Heureusement, les choses sont en train de changer grâce à la biologie moléculaire et aux scanners, qui permettent l’examen du cerveau en action. Ainsi on connaît mieux la physiologie et la chimie des troubles mentaux. «On sait maintenant que la dopamine joue un rôle dans la schizophrénie. Chez les schizophrènes, la stimulation des récepteurs postsynaptiques par ce neurotransmetteur serait à l’origine des épisodes psychotiques, explique le Dr Lalonde. C’est pourquoi les médicaments antipsychotiques, qui bloquent l’action de la dopamine, atténuent certains symptômes.»
Est-ce là la seule cause de la schizophrénie? Non, répond le psychiatre. «On estime qu’environ la moitié des cas de schizophrénie résultent d’une anomalie des gènes qui participent à la croissance du cerveau.
La schizophrénie serait, dans une grande proportion des cas, héréditaire. Un enfant sur 10 sera touché par la maladie si l’un de ses parents est schizophrène. L’incidence grimpe à un sur quatre chez ceux dont les deux parents sont atteints.
D’autres facteurs survenant pendant la grossesse, comme la grippe ou la prise de drogues, peuvent aussi altérer le développement cérébral du fœtus.»
Des recherches suggèrent en effet l’hypothèse d’une schizophrénie virale due à une infection ou à un traumatisme au deuxième trimestre de la gestation qui nuirait au développement du cerveau du fœtus. «L’hippocampe, qui est actif dans la modulation des émotions et dans la mémorisation, serait notamment plus petit à la naissance chez les schizophrènes. Pour cette raison, on craint que les prématurés courent plus de risques de souffrir au cours de leur vie de schizophrénie.»

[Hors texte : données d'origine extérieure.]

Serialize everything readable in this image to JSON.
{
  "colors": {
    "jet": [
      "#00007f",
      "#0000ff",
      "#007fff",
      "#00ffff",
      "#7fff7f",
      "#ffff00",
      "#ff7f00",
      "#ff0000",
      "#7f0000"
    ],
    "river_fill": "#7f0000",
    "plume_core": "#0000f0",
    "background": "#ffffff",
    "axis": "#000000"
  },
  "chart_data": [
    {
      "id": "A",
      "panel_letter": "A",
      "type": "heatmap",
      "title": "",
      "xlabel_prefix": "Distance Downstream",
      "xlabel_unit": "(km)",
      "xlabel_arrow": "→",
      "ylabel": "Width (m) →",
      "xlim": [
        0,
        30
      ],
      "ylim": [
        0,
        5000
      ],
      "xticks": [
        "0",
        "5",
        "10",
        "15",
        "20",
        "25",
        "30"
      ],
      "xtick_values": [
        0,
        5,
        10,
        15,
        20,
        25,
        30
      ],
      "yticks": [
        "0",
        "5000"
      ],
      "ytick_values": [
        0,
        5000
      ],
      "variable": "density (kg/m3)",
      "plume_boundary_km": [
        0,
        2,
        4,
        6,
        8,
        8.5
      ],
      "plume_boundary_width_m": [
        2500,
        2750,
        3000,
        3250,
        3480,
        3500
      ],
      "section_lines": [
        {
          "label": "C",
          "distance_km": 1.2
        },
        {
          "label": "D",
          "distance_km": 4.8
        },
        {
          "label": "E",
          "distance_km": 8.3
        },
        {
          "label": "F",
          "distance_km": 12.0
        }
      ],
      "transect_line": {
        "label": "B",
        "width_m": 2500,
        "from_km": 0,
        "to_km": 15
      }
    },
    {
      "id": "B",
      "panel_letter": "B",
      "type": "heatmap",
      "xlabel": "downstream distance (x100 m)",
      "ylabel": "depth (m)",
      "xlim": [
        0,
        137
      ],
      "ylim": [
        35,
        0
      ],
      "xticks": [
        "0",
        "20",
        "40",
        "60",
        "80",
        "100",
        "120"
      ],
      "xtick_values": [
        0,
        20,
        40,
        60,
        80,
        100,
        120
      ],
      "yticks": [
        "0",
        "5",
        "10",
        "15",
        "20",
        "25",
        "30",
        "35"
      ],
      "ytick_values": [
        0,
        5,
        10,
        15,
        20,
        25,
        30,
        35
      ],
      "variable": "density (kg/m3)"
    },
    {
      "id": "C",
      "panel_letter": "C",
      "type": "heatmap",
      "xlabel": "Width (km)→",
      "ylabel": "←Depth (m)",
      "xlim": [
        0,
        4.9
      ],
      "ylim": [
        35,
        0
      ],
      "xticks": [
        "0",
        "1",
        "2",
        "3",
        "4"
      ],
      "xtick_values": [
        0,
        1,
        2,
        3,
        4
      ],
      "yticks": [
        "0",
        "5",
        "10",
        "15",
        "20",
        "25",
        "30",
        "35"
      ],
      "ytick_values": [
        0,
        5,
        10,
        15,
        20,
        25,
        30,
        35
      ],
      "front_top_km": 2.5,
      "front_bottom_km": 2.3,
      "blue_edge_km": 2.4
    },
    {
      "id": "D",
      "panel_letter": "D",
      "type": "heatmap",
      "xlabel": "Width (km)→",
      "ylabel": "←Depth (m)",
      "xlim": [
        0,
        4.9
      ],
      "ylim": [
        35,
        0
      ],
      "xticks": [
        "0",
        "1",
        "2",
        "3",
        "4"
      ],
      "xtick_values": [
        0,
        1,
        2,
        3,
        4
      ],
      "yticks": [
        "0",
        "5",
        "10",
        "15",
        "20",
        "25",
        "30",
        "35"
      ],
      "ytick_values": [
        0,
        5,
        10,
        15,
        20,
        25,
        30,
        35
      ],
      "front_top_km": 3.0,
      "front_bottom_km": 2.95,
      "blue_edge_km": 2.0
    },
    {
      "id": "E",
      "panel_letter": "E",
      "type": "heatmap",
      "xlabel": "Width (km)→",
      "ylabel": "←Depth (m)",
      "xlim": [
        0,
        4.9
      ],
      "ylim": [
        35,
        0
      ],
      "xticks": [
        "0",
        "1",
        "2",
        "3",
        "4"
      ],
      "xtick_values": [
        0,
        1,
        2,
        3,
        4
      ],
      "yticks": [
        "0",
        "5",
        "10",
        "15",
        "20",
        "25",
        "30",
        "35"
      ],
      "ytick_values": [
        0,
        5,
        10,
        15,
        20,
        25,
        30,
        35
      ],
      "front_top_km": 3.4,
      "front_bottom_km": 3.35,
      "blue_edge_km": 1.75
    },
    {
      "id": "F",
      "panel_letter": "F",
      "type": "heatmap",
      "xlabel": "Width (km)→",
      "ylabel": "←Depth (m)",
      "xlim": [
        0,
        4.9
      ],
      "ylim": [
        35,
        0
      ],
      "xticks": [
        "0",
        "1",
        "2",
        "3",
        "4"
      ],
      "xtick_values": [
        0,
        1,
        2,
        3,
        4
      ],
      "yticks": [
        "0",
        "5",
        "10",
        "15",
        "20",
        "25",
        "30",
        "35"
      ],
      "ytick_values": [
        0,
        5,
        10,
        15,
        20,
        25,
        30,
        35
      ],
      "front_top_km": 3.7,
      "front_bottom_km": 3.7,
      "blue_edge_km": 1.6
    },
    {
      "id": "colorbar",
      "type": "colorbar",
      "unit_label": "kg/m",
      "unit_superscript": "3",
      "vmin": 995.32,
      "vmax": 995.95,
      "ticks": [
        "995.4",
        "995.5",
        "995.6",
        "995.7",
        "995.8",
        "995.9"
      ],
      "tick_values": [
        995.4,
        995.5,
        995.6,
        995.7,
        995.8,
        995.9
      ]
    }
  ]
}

Dans tous les cas, la maladie aurait besoin pour se manifester d’un élément déclencheur extérieur, comme des pressions de performance, des relations interpersonnelles difficiles ou la consommation de drogues, précise le Dr Lalonde. Si un jumeau identique souffre de schizophrénie, l’autre a une chance sur deux d’échapper à la maladie. «Cela montre bien que ce ne sont pas seulement les gènes qui sont en cause; le milieu de vie peut avoir un effet protecteur ou précipitant.»
Un manuel de référence québécois
Depuis 1988, Pierre Lalonde coordonne les interventions d’une équipe multidisciplinaire de l’hôpital Louis-H.-Lafontaine qui procure traitement et activités de réadaptation à long terme aux jeunes atteints de schizophrénie, tout en apportant soutien et information à leur famille. Le programme de la Clinique externe des jeunes adultes connaît un tel rayonnement que les méthodes utilisées sont devenues une norme au Québec et ailleurs dans le monde.
La troisième édition de l’ouvrage que vient de publier le Dr Lalonde s’appuie également sur une approche qui veille à intégrer les composantes biologique, psychique et sociale de l’être humain. «Cela est nécessaire pour arriver à des diagnostics plus précis et à des traitements mieux adaptés aux différentes facettes des difficultés que vivent les patients aux prises avec une maladie mentale», estime-t-il.